Hello!
I have two questions regarding a ventilated air gap on a wooden facade.
1) If I am going to have vertical wooden cladding, I will have horizontal furring strips; will this make the air gap unventilated?

2) Follow-up to the first question, a functional requirement is that the air gap should break capillary action; isn't there a risk that the furring strips will transport moisture that has penetrated the wooden facade?

Regards
 
1) Normally, you have a small gap between all the bottom boards (which is then covered by a cover board or rib). This gap provides a number of small ventilation holes between the different compartments created by the horizontal nail battens. If you have a covered eave, the façade space is ventilated through the sparse paneling.

2) Very small amounts of moisture penetrate a painted façade in good condition if it is not in a particularly exposed location. Those who are "super meticulous" create chamfers and drip noses on the nail battens. But I would say that good ventilation goes a very, very long way, in normal cases and with a good roof overhang.

"In locations exposed to driving rain, it is advisable to attach vertical ventilation battens or spacer boards of, for example, 8 mm board between the nail batten and wind barrier to secure ventilation and prevent water on the top side of the nail batten from penetrating and damaging the wall construction.
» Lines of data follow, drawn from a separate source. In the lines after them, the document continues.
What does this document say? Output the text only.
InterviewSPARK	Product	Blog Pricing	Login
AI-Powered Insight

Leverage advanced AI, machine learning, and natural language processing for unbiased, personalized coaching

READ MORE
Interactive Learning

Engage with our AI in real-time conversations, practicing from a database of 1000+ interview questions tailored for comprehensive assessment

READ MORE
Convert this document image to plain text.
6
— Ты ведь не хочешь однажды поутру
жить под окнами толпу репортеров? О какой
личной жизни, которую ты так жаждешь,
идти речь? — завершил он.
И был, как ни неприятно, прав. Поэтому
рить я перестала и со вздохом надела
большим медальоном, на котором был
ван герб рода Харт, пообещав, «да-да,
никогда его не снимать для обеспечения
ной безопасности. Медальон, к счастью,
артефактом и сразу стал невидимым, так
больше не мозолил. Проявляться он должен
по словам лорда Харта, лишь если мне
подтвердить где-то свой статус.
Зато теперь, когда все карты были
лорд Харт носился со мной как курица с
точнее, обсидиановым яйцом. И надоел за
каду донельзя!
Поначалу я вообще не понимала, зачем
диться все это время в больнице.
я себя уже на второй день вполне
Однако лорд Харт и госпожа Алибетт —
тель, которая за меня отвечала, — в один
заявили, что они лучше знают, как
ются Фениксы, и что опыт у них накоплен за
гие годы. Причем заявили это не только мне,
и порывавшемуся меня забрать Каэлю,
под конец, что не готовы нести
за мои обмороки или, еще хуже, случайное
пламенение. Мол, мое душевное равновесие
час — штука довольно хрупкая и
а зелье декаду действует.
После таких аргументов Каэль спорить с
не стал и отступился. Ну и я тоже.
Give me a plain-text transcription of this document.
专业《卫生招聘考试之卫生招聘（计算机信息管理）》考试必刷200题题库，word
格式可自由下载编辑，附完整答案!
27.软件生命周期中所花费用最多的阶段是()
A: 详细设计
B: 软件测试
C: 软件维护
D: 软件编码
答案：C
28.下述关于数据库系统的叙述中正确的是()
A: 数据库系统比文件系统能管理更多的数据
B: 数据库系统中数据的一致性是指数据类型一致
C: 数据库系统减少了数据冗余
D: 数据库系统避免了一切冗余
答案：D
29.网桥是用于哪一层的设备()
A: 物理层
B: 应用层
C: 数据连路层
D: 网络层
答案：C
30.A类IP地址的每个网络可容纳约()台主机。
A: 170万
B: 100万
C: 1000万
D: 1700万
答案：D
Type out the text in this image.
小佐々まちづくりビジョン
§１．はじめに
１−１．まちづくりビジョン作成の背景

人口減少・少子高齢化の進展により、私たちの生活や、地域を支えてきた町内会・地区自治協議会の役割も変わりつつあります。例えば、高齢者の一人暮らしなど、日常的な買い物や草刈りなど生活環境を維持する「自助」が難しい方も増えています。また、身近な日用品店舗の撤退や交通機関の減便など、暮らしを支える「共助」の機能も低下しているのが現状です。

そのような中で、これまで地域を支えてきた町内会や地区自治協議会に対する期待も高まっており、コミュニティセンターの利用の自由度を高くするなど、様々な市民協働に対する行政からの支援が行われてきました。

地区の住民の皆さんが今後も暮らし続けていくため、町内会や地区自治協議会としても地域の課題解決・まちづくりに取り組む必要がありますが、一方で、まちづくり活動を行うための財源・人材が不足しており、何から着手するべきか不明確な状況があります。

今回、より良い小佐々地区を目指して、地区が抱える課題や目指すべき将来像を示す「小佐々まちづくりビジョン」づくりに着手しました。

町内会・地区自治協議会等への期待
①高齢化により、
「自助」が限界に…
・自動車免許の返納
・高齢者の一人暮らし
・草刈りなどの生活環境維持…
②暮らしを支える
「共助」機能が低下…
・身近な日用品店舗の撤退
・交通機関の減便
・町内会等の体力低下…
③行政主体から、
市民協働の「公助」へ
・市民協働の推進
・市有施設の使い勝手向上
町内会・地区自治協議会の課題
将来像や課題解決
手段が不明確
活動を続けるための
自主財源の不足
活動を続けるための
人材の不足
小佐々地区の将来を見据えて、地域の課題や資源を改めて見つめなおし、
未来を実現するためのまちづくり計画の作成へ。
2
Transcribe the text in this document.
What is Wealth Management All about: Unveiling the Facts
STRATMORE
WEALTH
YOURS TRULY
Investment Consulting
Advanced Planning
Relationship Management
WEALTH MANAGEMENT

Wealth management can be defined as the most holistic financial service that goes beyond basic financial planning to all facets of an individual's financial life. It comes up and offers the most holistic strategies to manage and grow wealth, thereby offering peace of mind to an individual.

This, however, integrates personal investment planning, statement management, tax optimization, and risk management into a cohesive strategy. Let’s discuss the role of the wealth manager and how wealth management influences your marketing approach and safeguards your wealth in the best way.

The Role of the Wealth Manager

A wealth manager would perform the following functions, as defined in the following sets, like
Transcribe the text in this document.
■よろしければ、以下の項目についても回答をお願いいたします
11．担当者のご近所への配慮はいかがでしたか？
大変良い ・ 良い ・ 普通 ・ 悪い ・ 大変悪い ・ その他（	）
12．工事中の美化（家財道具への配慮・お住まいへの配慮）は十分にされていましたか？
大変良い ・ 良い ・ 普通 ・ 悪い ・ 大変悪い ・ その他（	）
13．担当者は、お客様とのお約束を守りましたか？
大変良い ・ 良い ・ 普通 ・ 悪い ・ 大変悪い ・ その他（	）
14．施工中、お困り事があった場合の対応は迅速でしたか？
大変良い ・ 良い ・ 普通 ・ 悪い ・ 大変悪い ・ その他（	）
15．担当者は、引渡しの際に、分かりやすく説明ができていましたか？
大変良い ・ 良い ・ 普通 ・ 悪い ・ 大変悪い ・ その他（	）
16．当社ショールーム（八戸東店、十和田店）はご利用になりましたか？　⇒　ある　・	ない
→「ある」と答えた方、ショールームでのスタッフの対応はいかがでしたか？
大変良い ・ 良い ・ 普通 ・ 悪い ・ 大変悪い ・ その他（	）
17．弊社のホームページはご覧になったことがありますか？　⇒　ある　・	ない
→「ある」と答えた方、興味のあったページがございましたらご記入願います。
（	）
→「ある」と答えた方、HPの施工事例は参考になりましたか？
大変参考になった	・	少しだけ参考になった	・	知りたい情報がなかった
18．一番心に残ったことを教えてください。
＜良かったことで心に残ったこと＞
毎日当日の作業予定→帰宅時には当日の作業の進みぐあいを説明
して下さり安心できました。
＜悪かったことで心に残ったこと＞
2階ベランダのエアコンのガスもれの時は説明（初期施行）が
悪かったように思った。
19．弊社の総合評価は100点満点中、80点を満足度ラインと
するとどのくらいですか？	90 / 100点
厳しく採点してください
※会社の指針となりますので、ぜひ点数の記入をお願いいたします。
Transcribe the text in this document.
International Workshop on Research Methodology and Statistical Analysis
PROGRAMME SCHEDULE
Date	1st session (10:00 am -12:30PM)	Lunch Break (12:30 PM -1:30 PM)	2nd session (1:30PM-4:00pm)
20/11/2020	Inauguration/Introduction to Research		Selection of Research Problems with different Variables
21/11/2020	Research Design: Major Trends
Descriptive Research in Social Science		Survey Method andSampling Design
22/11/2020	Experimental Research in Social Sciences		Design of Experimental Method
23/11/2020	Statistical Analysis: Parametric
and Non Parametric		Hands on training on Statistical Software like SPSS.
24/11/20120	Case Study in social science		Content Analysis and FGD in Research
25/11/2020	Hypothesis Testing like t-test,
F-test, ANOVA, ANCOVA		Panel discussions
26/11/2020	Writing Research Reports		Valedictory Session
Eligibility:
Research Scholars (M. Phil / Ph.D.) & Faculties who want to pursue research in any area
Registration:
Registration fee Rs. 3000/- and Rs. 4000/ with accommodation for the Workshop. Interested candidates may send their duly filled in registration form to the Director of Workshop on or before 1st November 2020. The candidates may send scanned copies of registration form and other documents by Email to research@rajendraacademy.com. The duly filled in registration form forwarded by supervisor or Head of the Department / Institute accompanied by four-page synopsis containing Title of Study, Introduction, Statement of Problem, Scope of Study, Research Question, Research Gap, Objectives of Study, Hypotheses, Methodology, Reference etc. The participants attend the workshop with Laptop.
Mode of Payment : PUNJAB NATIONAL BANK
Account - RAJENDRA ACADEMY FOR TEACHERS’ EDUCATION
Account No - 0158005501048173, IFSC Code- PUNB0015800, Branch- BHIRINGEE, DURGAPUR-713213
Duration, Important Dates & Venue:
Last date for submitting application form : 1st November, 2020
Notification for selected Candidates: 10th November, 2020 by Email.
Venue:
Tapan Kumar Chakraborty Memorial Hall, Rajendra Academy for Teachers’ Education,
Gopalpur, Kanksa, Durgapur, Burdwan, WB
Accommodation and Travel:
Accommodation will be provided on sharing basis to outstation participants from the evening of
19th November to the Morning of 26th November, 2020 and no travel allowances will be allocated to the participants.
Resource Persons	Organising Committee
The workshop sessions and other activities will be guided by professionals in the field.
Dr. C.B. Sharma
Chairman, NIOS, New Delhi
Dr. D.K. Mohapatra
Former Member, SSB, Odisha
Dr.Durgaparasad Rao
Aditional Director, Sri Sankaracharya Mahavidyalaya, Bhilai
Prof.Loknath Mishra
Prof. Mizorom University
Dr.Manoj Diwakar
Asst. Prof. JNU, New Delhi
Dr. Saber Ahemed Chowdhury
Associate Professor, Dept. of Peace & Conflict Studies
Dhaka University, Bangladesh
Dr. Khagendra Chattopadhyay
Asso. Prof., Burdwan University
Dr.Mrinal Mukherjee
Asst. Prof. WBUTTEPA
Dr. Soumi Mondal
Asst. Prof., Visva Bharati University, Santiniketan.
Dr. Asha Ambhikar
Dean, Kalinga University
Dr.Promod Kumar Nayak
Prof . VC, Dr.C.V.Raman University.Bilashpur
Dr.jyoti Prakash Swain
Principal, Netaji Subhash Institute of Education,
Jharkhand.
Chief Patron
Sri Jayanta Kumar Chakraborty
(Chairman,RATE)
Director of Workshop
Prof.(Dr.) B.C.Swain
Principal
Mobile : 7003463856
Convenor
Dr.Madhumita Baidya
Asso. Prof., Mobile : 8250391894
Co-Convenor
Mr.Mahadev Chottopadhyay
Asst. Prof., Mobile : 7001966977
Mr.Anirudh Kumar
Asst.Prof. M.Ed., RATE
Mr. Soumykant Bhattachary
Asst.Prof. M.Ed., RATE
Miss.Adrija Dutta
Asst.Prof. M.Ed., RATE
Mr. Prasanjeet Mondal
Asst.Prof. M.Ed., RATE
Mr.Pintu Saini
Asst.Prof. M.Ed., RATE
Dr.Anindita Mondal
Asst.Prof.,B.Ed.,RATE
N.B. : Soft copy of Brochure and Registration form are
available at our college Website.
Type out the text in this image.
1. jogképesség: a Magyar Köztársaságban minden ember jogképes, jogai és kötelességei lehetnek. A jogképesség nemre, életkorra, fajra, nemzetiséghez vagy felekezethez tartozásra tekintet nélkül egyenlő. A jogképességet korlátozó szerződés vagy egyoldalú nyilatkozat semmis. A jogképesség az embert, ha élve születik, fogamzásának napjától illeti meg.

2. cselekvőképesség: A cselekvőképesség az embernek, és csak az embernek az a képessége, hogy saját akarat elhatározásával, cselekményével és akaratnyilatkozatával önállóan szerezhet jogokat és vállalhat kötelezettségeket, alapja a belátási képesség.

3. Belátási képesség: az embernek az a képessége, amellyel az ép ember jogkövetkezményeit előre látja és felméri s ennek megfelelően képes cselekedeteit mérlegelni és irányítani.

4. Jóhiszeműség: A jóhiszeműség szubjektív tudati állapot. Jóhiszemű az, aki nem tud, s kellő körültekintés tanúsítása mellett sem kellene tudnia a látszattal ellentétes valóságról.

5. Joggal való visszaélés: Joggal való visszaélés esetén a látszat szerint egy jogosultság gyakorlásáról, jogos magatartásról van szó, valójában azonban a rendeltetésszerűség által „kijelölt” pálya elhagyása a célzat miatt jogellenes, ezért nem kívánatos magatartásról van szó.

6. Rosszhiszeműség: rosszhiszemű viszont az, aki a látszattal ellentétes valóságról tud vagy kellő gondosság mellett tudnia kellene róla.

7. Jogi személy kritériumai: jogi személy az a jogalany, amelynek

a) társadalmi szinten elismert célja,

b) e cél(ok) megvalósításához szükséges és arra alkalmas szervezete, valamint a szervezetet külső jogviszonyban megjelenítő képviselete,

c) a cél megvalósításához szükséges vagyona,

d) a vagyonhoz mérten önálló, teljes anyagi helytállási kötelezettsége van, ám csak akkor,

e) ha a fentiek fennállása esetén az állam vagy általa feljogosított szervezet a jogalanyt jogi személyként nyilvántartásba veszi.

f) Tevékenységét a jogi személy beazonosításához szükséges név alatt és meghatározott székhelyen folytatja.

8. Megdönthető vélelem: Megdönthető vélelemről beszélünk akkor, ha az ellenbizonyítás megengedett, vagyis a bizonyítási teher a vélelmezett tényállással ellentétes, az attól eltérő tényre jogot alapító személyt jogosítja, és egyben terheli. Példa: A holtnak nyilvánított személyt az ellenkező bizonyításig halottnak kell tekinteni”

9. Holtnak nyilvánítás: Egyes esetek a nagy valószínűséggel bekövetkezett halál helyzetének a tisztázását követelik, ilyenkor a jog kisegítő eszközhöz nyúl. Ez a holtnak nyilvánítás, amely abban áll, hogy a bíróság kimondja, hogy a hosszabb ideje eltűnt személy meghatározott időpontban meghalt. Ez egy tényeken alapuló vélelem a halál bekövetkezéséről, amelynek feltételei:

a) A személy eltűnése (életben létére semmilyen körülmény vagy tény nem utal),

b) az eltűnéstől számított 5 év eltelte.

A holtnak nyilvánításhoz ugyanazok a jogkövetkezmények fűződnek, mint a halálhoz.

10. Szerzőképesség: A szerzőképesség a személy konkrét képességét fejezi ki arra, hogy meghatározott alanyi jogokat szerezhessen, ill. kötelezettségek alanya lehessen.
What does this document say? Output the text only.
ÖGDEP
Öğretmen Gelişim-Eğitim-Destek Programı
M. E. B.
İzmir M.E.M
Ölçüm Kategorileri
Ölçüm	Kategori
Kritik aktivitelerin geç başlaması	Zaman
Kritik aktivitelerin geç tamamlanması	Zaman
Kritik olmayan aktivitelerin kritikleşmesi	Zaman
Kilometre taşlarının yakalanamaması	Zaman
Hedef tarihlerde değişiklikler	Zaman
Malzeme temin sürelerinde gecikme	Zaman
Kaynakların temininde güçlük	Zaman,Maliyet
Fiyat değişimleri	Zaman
This is especially important for board-and-batten and tongue-and-groove paneling. In the case of the cover panel, ventilation is considered to be provided through the construction itself with paneling and nail battens. In cases where special battens or spacers are used behind the nail battens, the thickness of the nail battens on site-built exterior walls should be at least 34 mm to ensure the battens can be tensioned freely."